- (Photo: Reuters/Steve Marcus)
Ted Nugent's brother Jeffrey shared his stance on today's gun control rights in an op-ed piece recently.
The rocker's brother, who is the former president and chief executive of Revlon, shared his opinion in The Washington Post on Friday.
First, Nugent noted that like his famous brother, he is a member of the National Rifle Association (NRA), but continued to shed light on his views on both firearms and the Second Amendment.
"Our Constitutional right to bear arms should not be undermined," Nugent penned, but added that not everyone is qualified to own a gun, "so expanded background checks should be a legislative priority."
The former exec explained that "improving mandatory background checks will keep a lot of people who aren't entitled to the Second Amendment rights from having easy access to guns."
"The NRA has it wrong," Nugent continued in the op-ed. "If you shouldn't have access to a gun, then there should be no way for you to access a gun! Can anyone argue with that?"
Nugent also noted that he and his brother both own legal guns and even hunt together, but the pair shares differing views when it comes to gun control. His little brother Ted has voiced his strong opposition to extended background checks.
Furthermore, Ted took his brother Jeffrey up on arguing against background checks. The "Cat Scratch Fever" singer posted a rebuttal on the Newsmax website over the weekend.

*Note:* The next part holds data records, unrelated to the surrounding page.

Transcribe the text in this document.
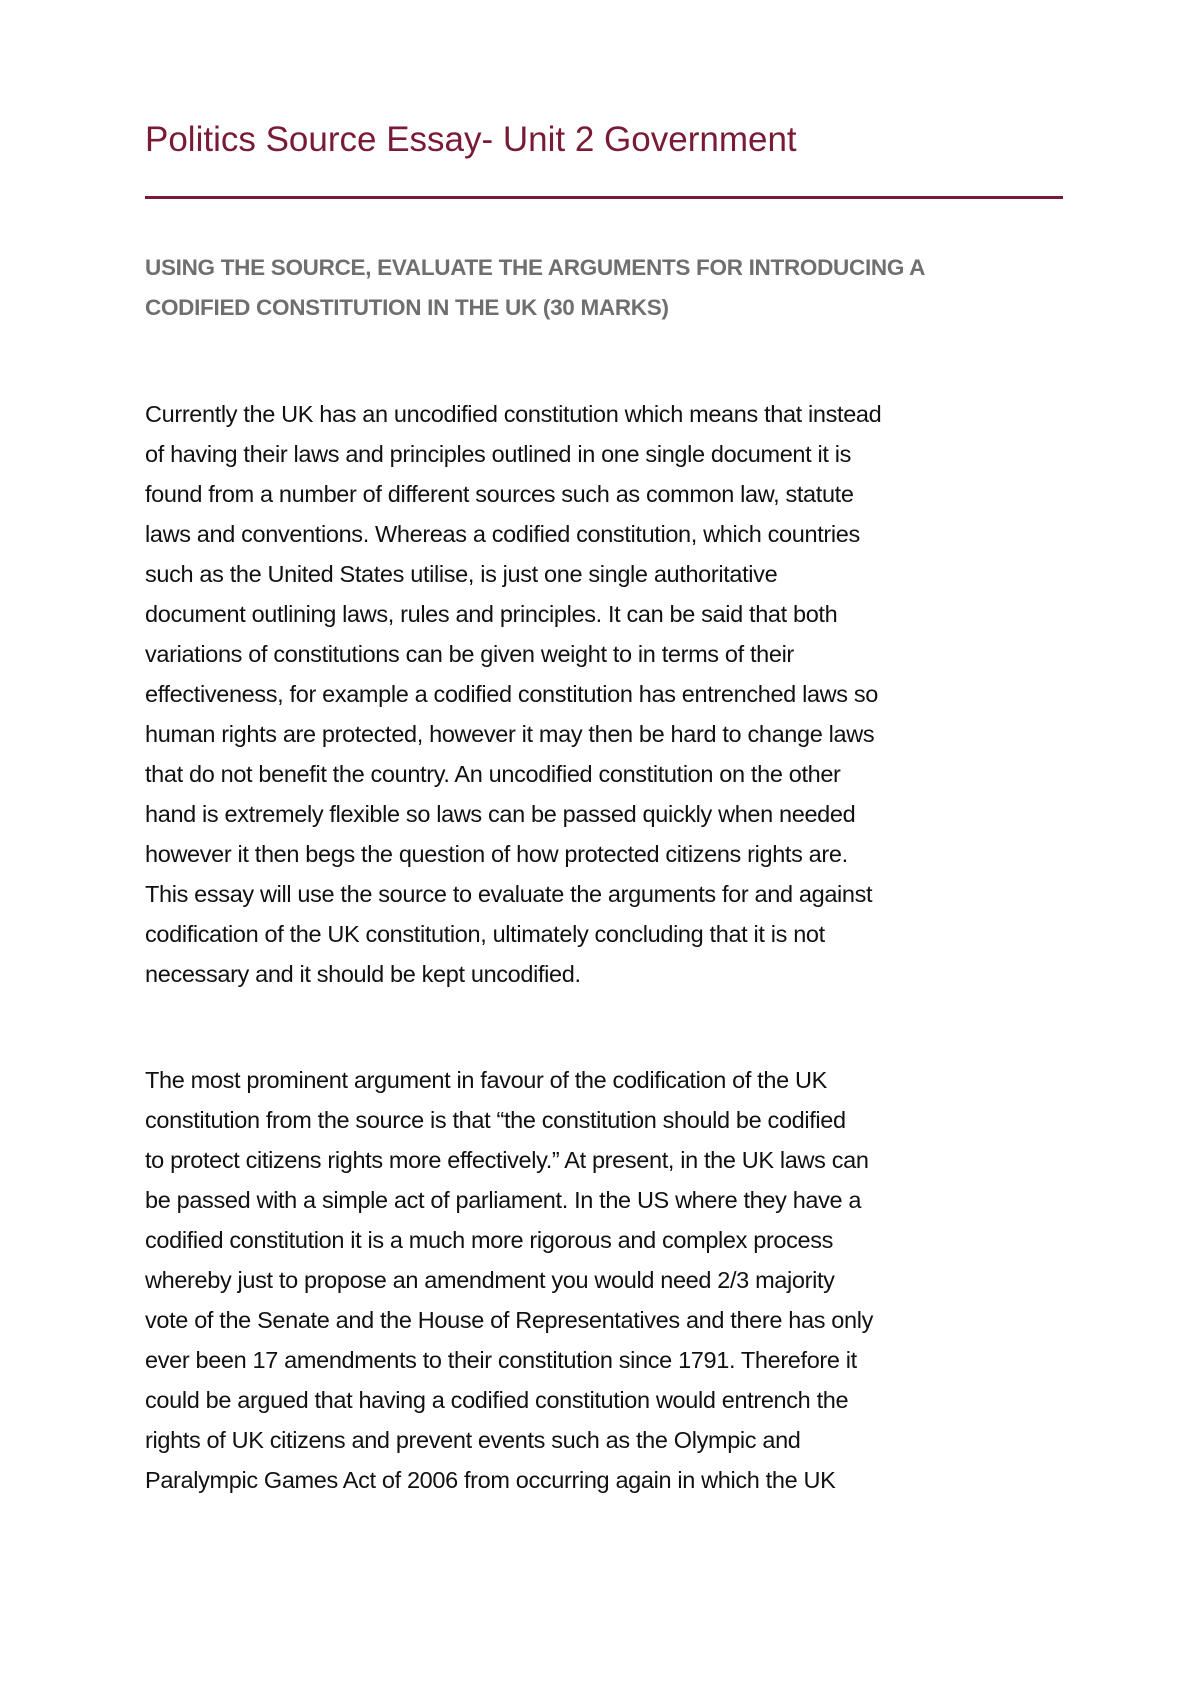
Politics Source Essay- Unit 2 Government
USING THE SOURCE, EVALUATE THE ARGUMENTS FOR INTRODUCING A
CODIFIED CONSTITUTION IN THE UK (30 MARKS)

Currently the UK has an uncodified constitution which means that instead
of having their laws and principles outlined in one single document it is
found from a number of different sources such as common law, statute
laws and conventions. Whereas a codified constitution, which countries
such as the United States utilise, is just one single authoritative
document outlining laws, rules and principles. It can be said that both
variations of constitutions can be given weight to in terms of their
effectiveness, for example a codified constitution has entrenched laws so
human rights are protected, however it may then be hard to change laws
that do not benefit the country. An uncodified constitution on the other
hand is extremely flexible so laws can be passed quickly when needed
however it then begs the question of how protected citizens rights are.
This essay will use the source to evaluate the arguments for and against
codification of the UK constitution, ultimately concluding that it is not
necessary and it should be kept uncodified.

The most prominent argument in favour of the codification of the UK
constitution from the source is that “the constitution should be codified
to protect citizens rights more effectively.” At present, in the UK laws can
be passed with a simple act of parliament. In the US where they have a
codified constitution it is a much more rigorous and complex process
whereby just to propose an amendment you would need 2/3 majority
vote of the Senate and the House of Representatives and there has only
ever been 17 amendments to their constitution since 1791. Therefore it
could be argued that having a codified constitution would entrench the
rights of UK citizens and prevent events such as the Olympic and
Paralympic Games Act of 2006 from occurring again in which the UK
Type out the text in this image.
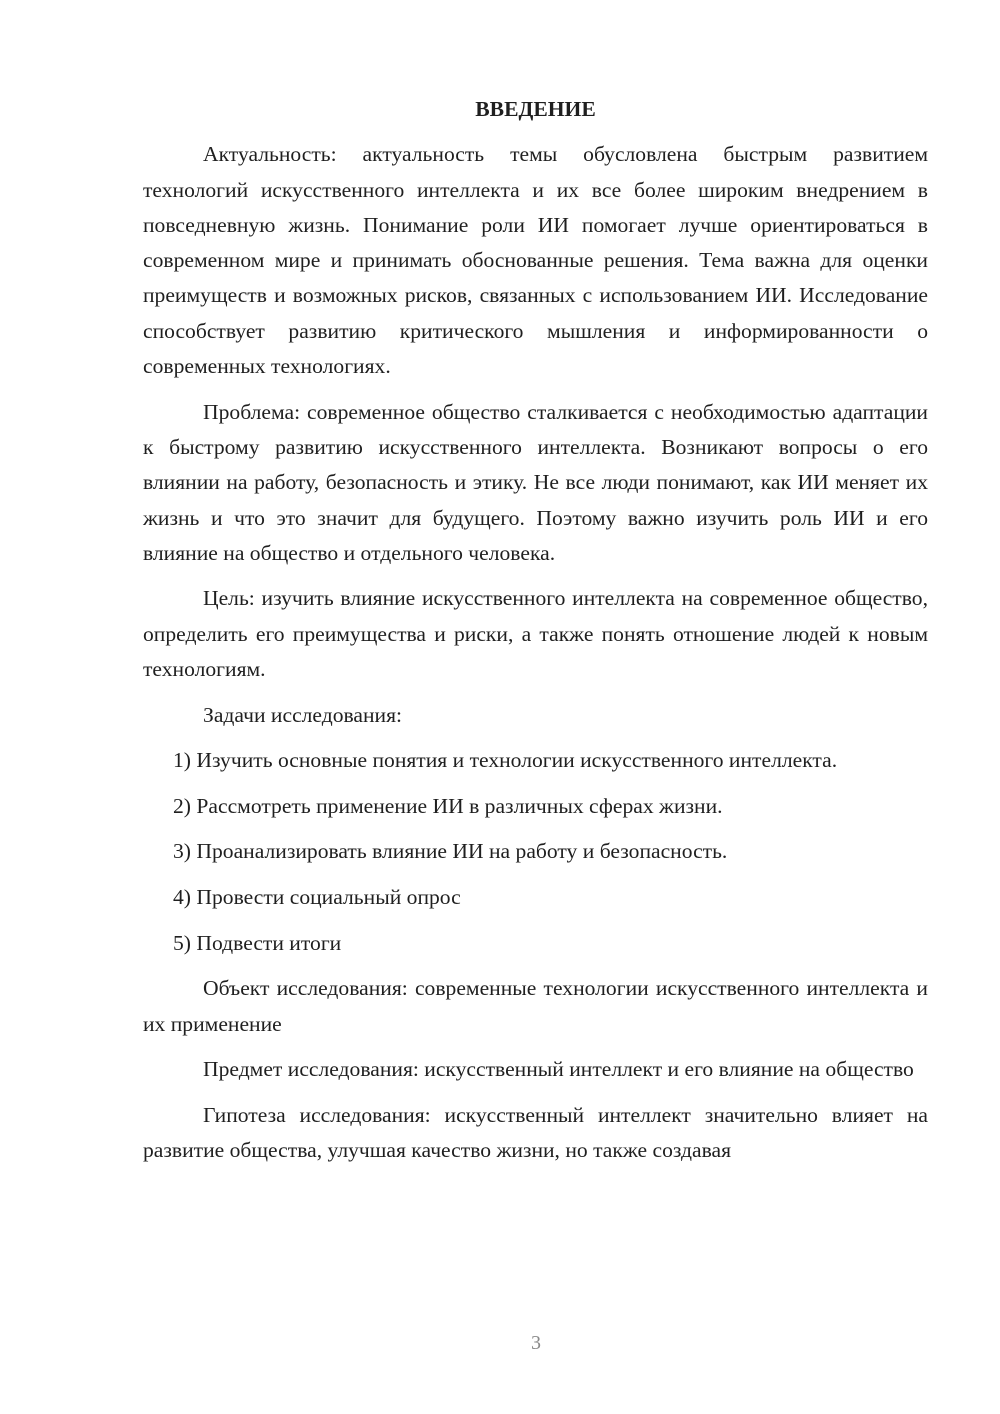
ВВЕДЕНИЕ

Актуальность: актуальность темы обусловлена быстрым развитием технологий искусственного интеллекта и их все более широким внедрением в повседневную жизнь. Понимание роли ИИ помогает лучше ориентироваться в современном мире и принимать обоснованные решения. Тема важна для оценки преимуществ и возможных рисков, связанных с использованием ИИ. Исследование способствует развитию критического мышления и информированности о современных технологиях.

Проблема: современное общество сталкивается с необходимостью адаптации к быстрому развитию искусственного интеллекта. Возникают вопросы о его влиянии на работу, безопасность и этику. Не все люди понимают, как ИИ меняет их жизнь и что это значит для будущего. Поэтому важно изучить роль ИИ и его влияние на общество и отдельного человека.

Цель: изучить влияние искусственного интеллекта на современное общество, определить его преимущества и риски, а также понять отношение людей к новым технологиям.

Задачи исследования:

1) Изучить основные понятия и технологии искусственного интеллекта.

2) Рассмотреть применение ИИ в различных сферах жизни.

3) Проанализировать влияние ИИ на работу и безопасность.

4) Провести социальный опрос

5) Подвести итоги

Объект исследования: современные технологии искусственного интеллекта и их применение

Предмет исследования: искусственный интеллект и его влияние на общество

Гипотеза исследования: искусственный интеллект значительно влияет на развитие общества, улучшая качество жизни, но также создавая

3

"In this day and age of terminal apathy and soulless discontent, I adore anyone who is an activist and stands up for what he or she believes," started the musician. "My loving brother Jeffrey is becoming one of those activists, and I salute the great man. His recent opinion on his support for expanded background checks for firearms purchasers is dead wrong, however."
Nugent went on to argue that enhanced background checks will likely only affect law-abiding citizens instead of the "thugs or psychos" who are more likely to commit gun crimes.
Read the musician's full argument here.
The issue of gun control continues to be a hot-topic issue for legislators.